[65] Here, we discuss the mechanisms by which hepatic iron accumulates in chronic hepatitis C, focusing on the relationship between HCV-induced ROS production and iron metabolic disorder. Systemic iron homeostasis is mainly regulated both by intestinal absorption and macrophage recycling of iron from hemoglobin because there is no efficient pathway

for iron excretion.[69] Hepcidin, which was originally isolated from human serum and urine as a peptide with antimicrobial activity,[70] is a hormone exclusively synthesized in the liver and a soluble regulator that acts to attenuate both intestinal iron absorption MK-1775 in vitro and iron release from reticuloendothelial macrophages.[71] Hepatic mRNA levels[72] and the 25 amino acid bioactive hepcidin levels in serum[73] are lower in chronic hepatitis C than in chronic hepatitis B or controls, despite a significant correlation between hepcidin and serum ferritin or the histological iron score. Thus, the relatively decreased synthesis of hepcidin in chronic hepatitis C contrasts with the absolute deficit or lack of hepcidin synthesis observed in hereditary hemochromatosis. The detailed mechanisms underlying the transcriptional regulation of hepcidin are discussed elsewhere.

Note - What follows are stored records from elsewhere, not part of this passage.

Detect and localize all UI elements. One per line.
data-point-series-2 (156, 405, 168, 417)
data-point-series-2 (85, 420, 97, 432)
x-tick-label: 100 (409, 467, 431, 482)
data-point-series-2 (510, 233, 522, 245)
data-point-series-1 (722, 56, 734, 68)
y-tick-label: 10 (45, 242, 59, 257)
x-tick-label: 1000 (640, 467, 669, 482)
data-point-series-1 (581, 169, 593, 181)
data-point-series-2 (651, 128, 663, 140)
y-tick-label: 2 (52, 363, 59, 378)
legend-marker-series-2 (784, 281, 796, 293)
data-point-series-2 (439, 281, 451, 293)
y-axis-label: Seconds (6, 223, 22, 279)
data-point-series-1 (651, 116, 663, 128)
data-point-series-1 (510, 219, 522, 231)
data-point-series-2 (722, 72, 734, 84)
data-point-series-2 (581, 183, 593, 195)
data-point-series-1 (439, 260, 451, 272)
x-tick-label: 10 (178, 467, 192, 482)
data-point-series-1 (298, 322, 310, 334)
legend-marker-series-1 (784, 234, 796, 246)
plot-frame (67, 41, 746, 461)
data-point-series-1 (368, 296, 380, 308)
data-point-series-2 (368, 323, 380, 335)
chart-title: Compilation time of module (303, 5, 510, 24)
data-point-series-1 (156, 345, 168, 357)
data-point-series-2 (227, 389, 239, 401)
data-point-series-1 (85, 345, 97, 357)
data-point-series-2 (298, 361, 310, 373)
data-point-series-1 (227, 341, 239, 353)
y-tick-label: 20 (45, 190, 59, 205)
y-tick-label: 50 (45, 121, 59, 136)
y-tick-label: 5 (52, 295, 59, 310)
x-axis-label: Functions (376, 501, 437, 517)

Interestingly, alcohol metabolism-mediated ROS were shown to suppress hepcidin transcription via CCAAT/enhancer-binding protein α (C/EBPα).[74] In parallel with these results, we found that hepcidin promoter

activity and the DNA binding activity of C/EBPα were downregulated concomitant with increased expression of C/EBP homology protein (CHOP), an inhibitor PD-1/PD-L1 inhibitor drugs of C/EBP DNA binding activity, and with increased levels of mitochondrial ROS in transgenic mice expressing the HCV polyprotein.[75] There are several lines of evidence indicating that ROS upregulate the expression of CHOP.[76] In agreement with our observation, an in vitro study using hepatoma cells showed that HCV-induced ROS inhibited the binding activity of C/EBPα and signal transduction and activator of transcription 3 to the hepcidin promoter in addition to stabilization of hypoxia-inducible factor through increased histone deacetylase activity.[77] Thus, HCV core-induced mitochondrial ROS accumulate hepatic iron through the inhibition of hepcidin transcription 上海皓元 (Fig. 3). IN THE PRESENT review we discussed how HCV interacts with mitochondria and how subsequently occurring mitochondrial ROS production contributes to the pathophysiology of HCV-related chronic liver diseases. The mitochondrion is the key organelle that determines the cellular response to various kinds of biological stress. Therefore, it may not be surprising that HCV-induced alterations of mitochondrial functions have a critical impact on disease progression towards hepatocarcinogenesis by creating an oxidatively stressed liver microenvironment through mitochondrial ROS production.